Abstract: The development of efficient and robust oxygen non-precious catalysts for oxygen evolution reaction (OER) remains a critical scientific hurdle in realizing cost-effective renewable energy conversion systems. Herein, we present a rapid laser irradiation synthesis strategy for the successful fabrication of sub-10 nm FeCoNiMnCr high-entropy alloy nanoparticles (HEA-NPs) on multi-wall carbon nanotube (MWCNT) paper, serving as highly efficient OER electrocatalysts. The synthesis of high-entropy alloy nanoparticles (HEA-NPs) with precise control was accomplished through systematic optimization of laser processing parameters. Structural characterization via X-ray diffraction (XRD), high-resolution transmission electron microscopy (HRTEM), and high-angle annular dark-field scanning transmission electron microscopy (HAADF-STEM) collectively verified the formation of a phase-pure face-centered cubic (FCC) crystal structure with homogeneous elemental mixing at the atomic scale. Furthermore, COMSOL Multiphysics® simulations confirm that this rapid and discontinuous laser irradiation approach enables the precursor material to undergo ultrafast heating and quenching processes, effectively suppressing Ostwald ripening phenomena, which is conducive to the formation of ultrafine (sub-10 nm) high-entropy alloy nanoparticles.
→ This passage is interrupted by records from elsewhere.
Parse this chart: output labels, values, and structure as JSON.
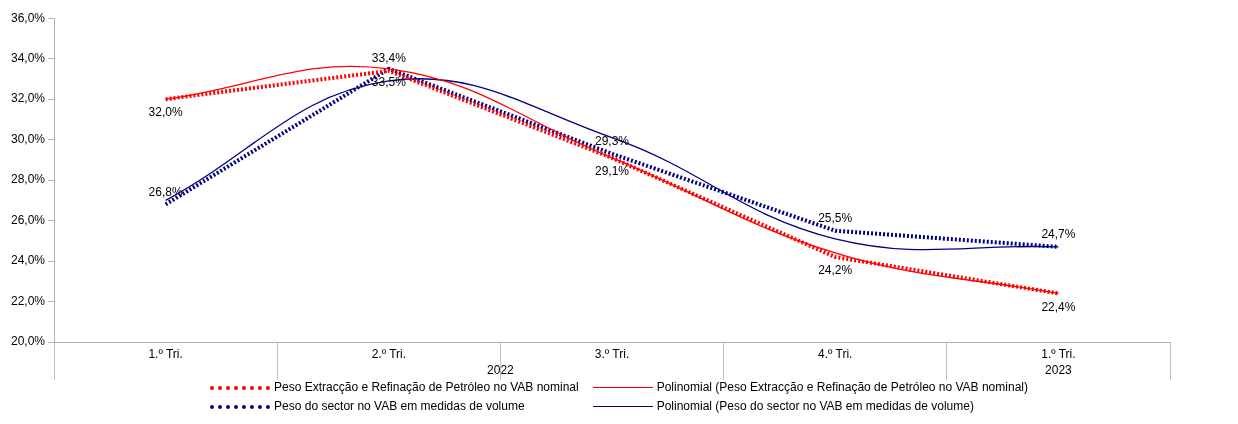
{
  "chart_data": {
    "type": "line",
    "categories": [
      "1.º Tri.",
      "2.º Tri.",
      "3.º Tri.",
      "4.º Tri.",
      "1.º Tri."
    ],
    "annotations": [
      "2022",
      "2023"
    ],
    "ylim": [
      20,
      36
    ],
    "yticks": [
      {
        "value": 20,
        "label": "20,0%"
      },
      {
        "value": 22,
        "label": "22,0%"
      },
      {
        "value": 24,
        "label": "24,0%"
      },
      {
        "value": 26,
        "label": "26,0%"
      },
      {
        "value": 28,
        "label": "28,0%"
      },
      {
        "value": 30,
        "label": "30,0%"
      },
      {
        "value": 32,
        "label": "32,0%"
      },
      {
        "value": 34,
        "label": "34,0%"
      },
      {
        "value": 36,
        "label": "36,0%"
      }
    ],
    "grid": false,
    "legend": "bottom",
    "marker": "none",
    "series": [
      {
        "name": "Peso Extracção e Refinação de Petróleo no VAB nominal",
        "color": "#ff0000",
        "line_style": "dotted",
        "values": [
          32.0,
          33.4,
          29.1,
          24.2,
          22.4
        ],
        "value_labels": [
          "32,0%",
          "33,4%",
          "29,1%",
          "24,2%",
          "22,4%"
        ]
      },
      {
        "name": "Polinomial (Peso Extracção e Refinação de Petróleo no VAB nominal)",
        "color": "#ff0000",
        "line_style": "solid",
        "values": [
          32.0,
          33.5,
          29.1,
          24.4,
          22.4
        ]
      },
      {
        "name": "Peso do sector no VAB em medidas de volume",
        "color": "#000080",
        "line_style": "dotted",
        "values": [
          26.8,
          33.5,
          29.3,
          25.5,
          24.7
        ],
        "value_labels": [
          "26,8%",
          "33,5%",
          "29,3%",
          "25,5%",
          "24,7%"
        ]
      },
      {
        "name": "Polinomial (Peso do sector no VAB em medidas de volume)",
        "color": "#000080",
        "line_style": "solid",
        "values": [
          27.0,
          32.9,
          30.1,
          25.1,
          24.7
        ]
      }
    ]
  }
}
The synthesized HEA-NPs catalyst demonstrates exceptional oxygen evolution activity in alkaline electrolyte (1 M KOH), achieving a current density of 10 mA cm⁻² at a low overpotential of 255 mV while maintaining remarkable stability with negligible activity decay during prolonged operation (>24 h), representing state-of-the-art performance among non-precious metal catalysts. This study provides perspectives on the rapid preparation and performance regulation of HEA-NPs catalysts.